In my junior year of college I decided to go to Spain on a whim. A serious whim (as in, no real planning went into this decision). I didn’t know anyone in the study abroad program, I knew nothing about the culture other than what I learned in class, and I was trying to finish up my minor degree in one semester. I was having some other life crises at the time as well, but that’s another story…
So, with the program, I moved to Cádiz in Southern Andalucía for four months (Andaluthia, if we’re being really accurate here). I had an amazing time. I made lifelong friends that I was able to travel with and see Europe for the first time. I tasted delicious food, wine, coffee, and pastries. I saw so many amazing pueblos and Spanish cities that looked untouched by time and modernization. I also had a warm and caring host mom who force-fed me tortilla and gazpacho on a regular basis, and I loved it!
However, I did have a few regrets at the end of the journey. I think I went for the wrong reasons and therefore did not fully appreciate being there. I was afraid to speak Spanish so I relied on English and didn’t immerse myself in the language. It was also my first time in Europe, so rather than using free weekends and trips to see the rest of Spain, I went to see other countries, like Ireland and Morocco. As I said before, I had a wonderful time! But by the end of my four months there, I was homesick and distracted and ready to move on.
Now, nearly 4 years later, I have an intense desire, dare I say need, to go back to that wonderful country and appreciate it in all its glory. I want to keep traveling, to keep teaching English, and most importantly, to use my Spanish! I miss the food, the people, the lifestyle, the small towns, the lisping S’s and rolling R’s. I want to do well by Spain this time, to be a true and caring lover (yeah, I’m using an affair metaphor here, that’s how serious we’re talking!).

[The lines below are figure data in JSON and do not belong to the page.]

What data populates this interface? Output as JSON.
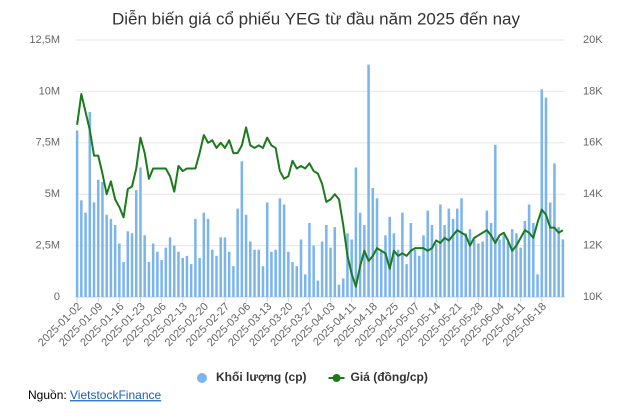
{
  "chart_data": {
    "type": "combo",
    "title": "Diễn biến giá cổ phiếu YEG từ đầu năm 2025 đến nay",
    "categories": [
      "2025-01-02",
      null,
      null,
      null,
      null,
      "2025-01-09",
      null,
      null,
      null,
      null,
      "2025-01-16",
      null,
      null,
      null,
      null,
      "2025-01-23",
      null,
      null,
      null,
      null,
      "2025-02-06",
      null,
      null,
      null,
      null,
      "2025-02-13",
      null,
      null,
      null,
      null,
      "2025-02-20",
      null,
      null,
      null,
      null,
      "2025-02-27",
      null,
      null,
      null,
      null,
      "2025-03-06",
      null,
      null,
      null,
      null,
      "2025-03-13",
      null,
      null,
      null,
      null,
      "2025-03-20",
      null,
      null,
      null,
      null,
      "2025-03-27",
      null,
      null,
      null,
      null,
      "2025-04-03",
      null,
      null,
      null,
      null,
      "2025-04-11",
      null,
      null,
      null,
      null,
      "2025-04-18",
      null,
      null,
      null,
      null,
      "2025-04-25",
      null,
      null,
      null,
      null,
      "2025-05-07",
      null,
      null,
      null,
      null,
      "2025-05-14",
      null,
      null,
      null,
      null,
      "2025-05-21",
      null,
      null,
      null,
      null,
      "2025-05-28",
      null,
      null,
      null,
      null,
      "2025-06-04",
      null,
      null,
      null,
      null,
      "2025-06-11",
      null,
      null,
      null,
      null,
      "2025-06-18",
      null,
      null,
      null,
      null,
      null
    ],
    "series": [
      {
        "name": "Khối lượng (cp)",
        "type": "bar",
        "color": "#7cb5ec",
        "values": [
          8100000,
          4700000,
          4100000,
          9000000,
          4600000,
          5700000,
          5600000,
          4000000,
          3800000,
          3500000,
          2600000,
          1700000,
          3200000,
          3100000,
          5200000,
          6300000,
          3000000,
          1700000,
          2600000,
          2200000,
          1800000,
          2400000,
          2900000,
          2500000,
          2200000,
          1900000,
          2000000,
          1600000,
          3800000,
          1900000,
          4100000,
          3800000,
          2300000,
          2000000,
          2900000,
          2900000,
          2200000,
          1500000,
          4300000,
          6600000,
          4000000,
          2700000,
          2300000,
          2300000,
          1500000,
          4600000,
          2200000,
          2300000,
          4800000,
          4500000,
          2200000,
          1700000,
          1500000,
          2800000,
          1100000,
          3600000,
          2500000,
          800000,
          2700000,
          3500000,
          2400000,
          3400000,
          600000,
          900000,
          3100000,
          2800000,
          6300000,
          4100000,
          3500000,
          11300000,
          5300000,
          4800000,
          2200000,
          3000000,
          3900000,
          3100000,
          2300000,
          4100000,
          1600000,
          3600000,
          2300000,
          2000000,
          3000000,
          4200000,
          3500000,
          2600000,
          4500000,
          3500000,
          4300000,
          3800000,
          4300000,
          4800000,
          3100000,
          3300000,
          2800000,
          2600000,
          2700000,
          4200000,
          3600000,
          7400000,
          2800000,
          3000000,
          2700000,
          3300000,
          3100000,
          2400000,
          3700000,
          4500000,
          3600000,
          1100000,
          10100000,
          9700000,
          4600000,
          6500000,
          3400000,
          2800000
        ]
      },
      {
        "name": "Giá (đồng/cp)",
        "type": "line",
        "axis": "y2",
        "color": "#1b7a1b",
        "values": [
          16700,
          17900,
          17200,
          16500,
          15500,
          15500,
          14800,
          14000,
          14500,
          13800,
          13500,
          13100,
          14200,
          14300,
          15000,
          16200,
          15600,
          14600,
          15000,
          15000,
          15000,
          15000,
          14700,
          14100,
          15100,
          14900,
          15000,
          15000,
          15000,
          15600,
          16300,
          16000,
          16100,
          15800,
          16000,
          15800,
          16100,
          15600,
          15600,
          15900,
          16600,
          15900,
          15800,
          15900,
          15800,
          16200,
          15900,
          15800,
          14900,
          14600,
          14700,
          15300,
          15000,
          15100,
          15000,
          15200,
          14900,
          14800,
          14400,
          13700,
          13800,
          14000,
          13800,
          12800,
          11600,
          10900,
          10400,
          11200,
          11800,
          11400,
          11600,
          11900,
          11800,
          11700,
          11100,
          11800,
          11600,
          11700,
          11600,
          11800,
          11900,
          11900,
          11900,
          11800,
          11900,
          12200,
          12100,
          12300,
          12200,
          12400,
          12600,
          12500,
          12400,
          12000,
          12300,
          12400,
          12500,
          12600,
          12400,
          12100,
          12400,
          12500,
          12200,
          11800,
          12000,
          12300,
          12600,
          12500,
          12300,
          12900,
          13400,
          13200,
          12700,
          12700,
          12500,
          12600
        ]
      }
    ],
    "ylim": [
      0,
      12500000
    ],
    "yticks": [
      {
        "value": 0,
        "label": "0"
      },
      {
        "value": 2500000,
        "label": "2,5M"
      },
      {
        "value": 5000000,
        "label": "5M"
      },
      {
        "value": 7500000,
        "label": "7,5M"
      },
      {
        "value": 10000000,
        "label": "10M"
      },
      {
        "value": 12500000,
        "label": "12,5M"
      }
    ],
    "y2lim": [
      10000,
      20000
    ],
    "y2ticks": [
      {
        "value": 10000,
        "label": "10K"
      },
      {
        "value": 12000,
        "label": "12K"
      },
      {
        "value": 14000,
        "label": "14K"
      },
      {
        "value": 16000,
        "label": "16K"
      },
      {
        "value": 18000,
        "label": "18K"
      },
      {
        "value": 20000,
        "label": "20K"
      }
    ],
    "grid": true,
    "source_label": "Nguồn:",
    "source_link": "VietstockFinance"
  }
}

So, I have applied to two English teaching programs in Spain that will allow me to legally live there for a year. So far in this blog, I am writing about my efforts to get into the programs and the torturous anticipation of the waiting process. In the meantime, I will regale you with my stories of European travel and weigh you down with my hopes and dreams for my future year abroad. Or, for something a little different, you can always check out the Thailand portion of this blog. Enjoy!
I currently have the privilege (or some days, the burden) of teaching the all-male students of Wat Benchamabophit Matthayom School:
Wat Ben is a high school, so the students are aged 12-18. They are all males, though we have a healthy population of sassy lady-boys (and I mean, sassy!) I only teach grades 1-3 (ages 12-15) but I still get warm ‘HELLO TEACHER!’s from the older students. I teach Math and Science in English, which most days is a struggle but also a lot of fun.
For example, I had to teach Sexual Reproduction to a bunch of 13 year-old boys. Naturally, it turned into us laughing for 30 minutes straight – me, because they kept saying ‘wageena’ (vagina is near-impossible for them to say, those pesky V’s!) and them, because their female teacher was saying ‘penis’.
There is a lot of pride in our school, because it’s located on the grounds of a famous wat – Wat Benchamabophit. The temple was built around 1900 by a famous king of Thailand, King Chulalongkorn. Real marble was imported from Italy for the grounds, hence it’s nickname, the Marble Temple. It’s so infamous, in fact, that it’s on the back of the 5 baht coin! (Yeah, I bust out a 5 baht coin whenever I proudly state where I teach, don’t judge me!)
Despite our prestige, the school itself is unexceptional. The students perform at the average level and there are some major organizational and disciplinary issues. That said, the kids are a joy to teach and always surprise me. They are my own culture and language teachers and at the end of the day I’m really grateful to be their teacher.